今週公表予定の米国の主要経済指標が、仮想通貨市場に少なからず影響を与えると見込まれている。
特にビットコイン(BTC)は、最近の上昇基調を維持する中、変動性が拡大する可能性が指摘されている。
投資家はマクロ経済指標の変化を注視し、取引戦略を適宜調整する必要があるとの認識を示している。

仮想通貨メディア「ビーインクリプト」などによると、最も注目すべき指標は27日(以下、日本時間)に発表予定の「消費者信頼感指数(Consumer Confidence Index)」だという。
4月の同指数は86.0で、前月比7.9ポイント下落した数値だ。これは2011年10月以来の最低水準だ。

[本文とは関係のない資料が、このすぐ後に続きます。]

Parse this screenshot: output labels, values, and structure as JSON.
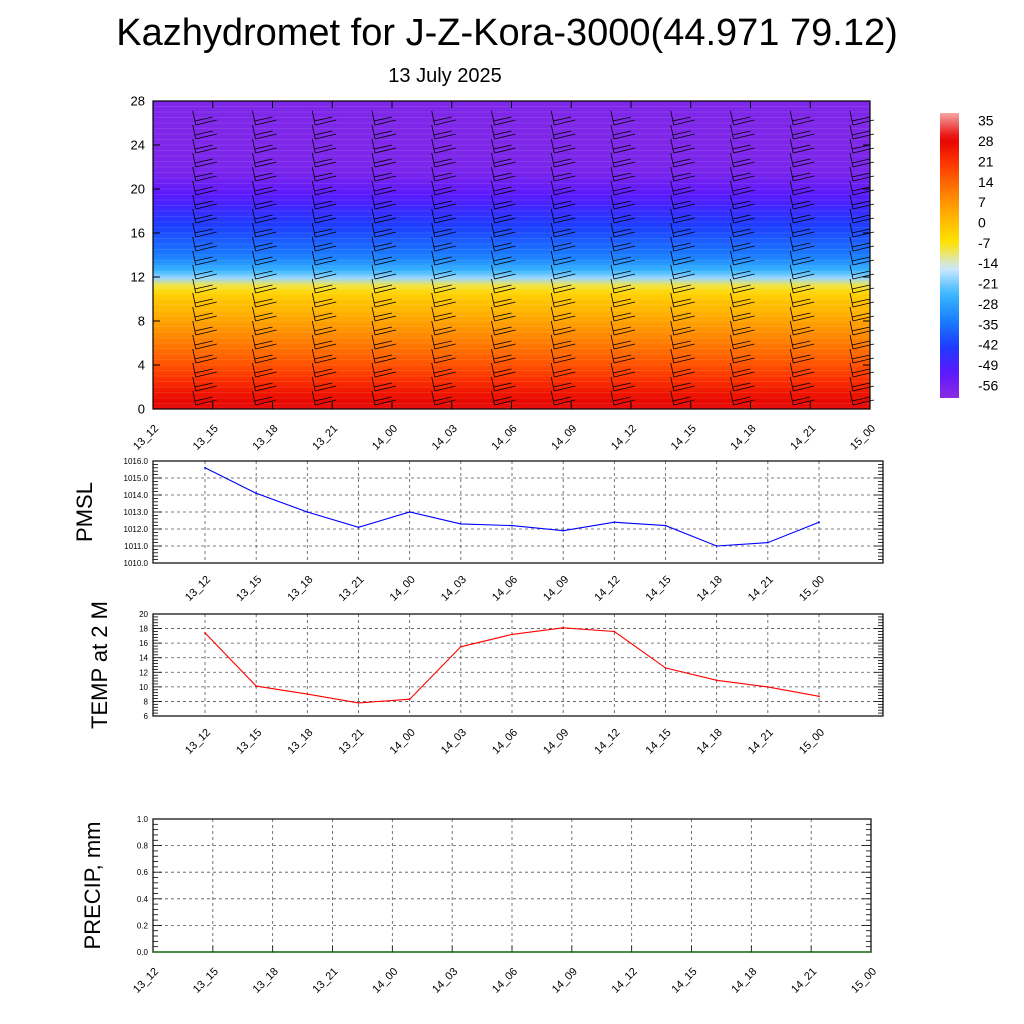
{
  "title": "Kazhydromet for J-Z-Kora-3000(44.971 79.12)",
  "subtitle": "13 July 2025",
  "chart_data": [
    {
      "type": "heatmap",
      "title": "Kazhydromet for J-Z-Kora-3000(44.971 79.12)",
      "subtitle": "13 July 2025",
      "x_ticks": [
        "13_12",
        "13_15",
        "13_18",
        "13_21",
        "14_00",
        "14_03",
        "14_06",
        "14_09",
        "14_12",
        "14_15",
        "14_18",
        "14_21",
        "15_00"
      ],
      "y_ticks": [
        0,
        4,
        8,
        12,
        16,
        20,
        24,
        28
      ],
      "ylim": [
        0,
        28
      ],
      "colorbar_labels": [
        35,
        28,
        21,
        14,
        7,
        0,
        -7,
        -14,
        -21,
        -28,
        -35,
        -42,
        -49,
        -56
      ],
      "colorbar_range": [
        -60,
        38
      ],
      "field_profile": [
        {
          "level": 0,
          "value": 30
        },
        {
          "level": 2,
          "value": 24
        },
        {
          "level": 4,
          "value": 17
        },
        {
          "level": 6,
          "value": 11
        },
        {
          "level": 8,
          "value": 5
        },
        {
          "level": 10,
          "value": -1
        },
        {
          "level": 11,
          "value": -6
        },
        {
          "level": 12,
          "value": -20
        },
        {
          "level": 13,
          "value": -28
        },
        {
          "level": 14,
          "value": -34
        },
        {
          "level": 16,
          "value": -40
        },
        {
          "level": 18,
          "value": -46
        },
        {
          "level": 20,
          "value": -53
        },
        {
          "level": 21.5,
          "value": -57
        },
        {
          "level": 24,
          "value": -58
        },
        {
          "level": 28,
          "value": -58
        }
      ],
      "wind_barbs": true,
      "colors": {
        "ramp": [
          "#8a2be2",
          "#5a18ff",
          "#1e3cff",
          "#1a7fff",
          "#37b7ff",
          "#cfe8ff",
          "#ffe300",
          "#ffb400",
          "#ff7a00",
          "#ff3a00",
          "#e60000",
          "#f7a6a6"
        ]
      }
    },
    {
      "type": "line",
      "ylabel": "PMSL",
      "categories": [
        "13_12",
        "13_15",
        "13_18",
        "13_21",
        "14_00",
        "14_03",
        "14_06",
        "14_09",
        "14_12",
        "14_15",
        "14_18",
        "14_21",
        "15_00"
      ],
      "values": [
        1015.6,
        1014.1,
        1013.0,
        1012.1,
        1013.0,
        1012.3,
        1012.2,
        1011.9,
        1012.4,
        1012.2,
        1011.0,
        1011.2,
        1012.4
      ],
      "ylim": [
        1010.0,
        1016.0
      ],
      "y_ticks": [
        "1010.0",
        "1011.0",
        "1012.0",
        "1013.0",
        "1014.0",
        "1015.0",
        "1016.0"
      ],
      "grid": true,
      "color": "#0000ff"
    },
    {
      "type": "line",
      "ylabel": "TEMP at 2 M",
      "categories": [
        "13_12",
        "13_15",
        "13_18",
        "13_21",
        "14_00",
        "14_03",
        "14_06",
        "14_09",
        "14_12",
        "14_15",
        "14_18",
        "14_21",
        "15_00"
      ],
      "values": [
        17.4,
        10.1,
        9.0,
        7.8,
        8.3,
        15.5,
        17.2,
        18.1,
        17.6,
        12.6,
        10.9,
        10.0,
        8.7
      ],
      "ylim": [
        6,
        20
      ],
      "y_ticks": [
        "6",
        "8",
        "10",
        "12",
        "14",
        "16",
        "18",
        "20"
      ],
      "grid": true,
      "color": "#ff0000"
    },
    {
      "type": "line",
      "ylabel": "PRECIP, mm",
      "categories": [
        "13_12",
        "13_15",
        "13_18",
        "13_21",
        "14_00",
        "14_03",
        "14_06",
        "14_09",
        "14_12",
        "14_15",
        "14_18",
        "14_21",
        "15_00"
      ],
      "values": [
        0,
        0,
        0,
        0,
        0,
        0,
        0,
        0,
        0,
        0,
        0,
        0,
        0
      ],
      "ylim": [
        0.0,
        1.0
      ],
      "y_ticks": [
        "0.0",
        "0.2",
        "0.4",
        "0.6",
        "0.8",
        "1.0"
      ],
      "grid": true,
      "color": "#006400"
    }
  ]
}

1952年の統計開始以降では、過去2番目に低い水準となっている。特に期待指数も54.4まで落ち込み、景気後退の兆候と解釈されている。これは所得や雇用、企業環境に対する短期的見通しが極めて悲観的であることを示している。
市場アナリストのデコード氏は「今回の数値は1982年第2四半期と類似しているが、現状はさらに悪化している」と分析した。ビットコインが史上最高値を記録したにもかかわらず、消費者はリスク資産への投資を控えている。特に32.1%が今後6カ月間で雇用が減少すると予想しており、仮想通貨への投資意欲はさらに冷え込む可能性があると分析した。
2つ目の注目指標は、連邦公開市場委員会(FOMC)の5月会合議事録である。
この議事録は29日に公開される予定で、FRBのインフレ対応戦略や金融政策の方向性に関する手掛かりを提供するだろう。現在、市場では今年の利下げが最大2回にとどまるとの見方が優勢だ。ジェローム・パウエルFRB議長も、通商政策の不確実性やインフレ圧力に言及し、当面は引き締め姿勢を維持する可能性を示唆している。
FOMC議事録でタカ派的な姿勢が再確認された場合、高金利の債券など利回り資産への選好が高まり、ビットコインを含むリスク資産は下押し圧力を受ける可能性がある。CMEフェドウォッチによると、6月会合での金利据え置き確率は94.3%となっている。
3つ目の注目指標は、29日発表の新規失業保険申請件数である。22日時点の申請件数は22万7,000件と、前週比でやや減少した。
労働市場が弱含めば、家計の可処分所得が減少し、仮想通貨への投資余力も縮小せざるを得ない。ただし、現在の数値は急激な悪化とは言えず、緩やかな鈍化傾向と解釈される。仮に予想外の急増があれば、市場は即座に反応する可能性が高いと予想される。
最後に、4月の個人消費支出(PCE)物価指数が31日に発表される。前年比の予想値は2.2%で、3月の2.3%を下回る見通しだ。食品とエネルギーを除いたコアPCEは2.6%で、横ばいと予想されている。3月の月次上昇率は0.1%、個人貯蓄率は3.9%だった。
FRBが最も重視する物価指標であるPCEが予想を下回れば、利下げ期待が再燃し、仮想通貨市場にもプラスの影響を与える可能性がある。逆にインフレ加速が確認されれば、ドル高と相まってビットコイン価格に下押し圧力がかかる恐れがある。
仮想通貨投資家にとっては、今週発表される一連の経済指標によって大きな価格変動が生じる可能性を念頭に置く必要がある。特に5月30日のPCE発表と6月のFOMC会合が近づくにつれ、市場の反応はより敏感になると予想される。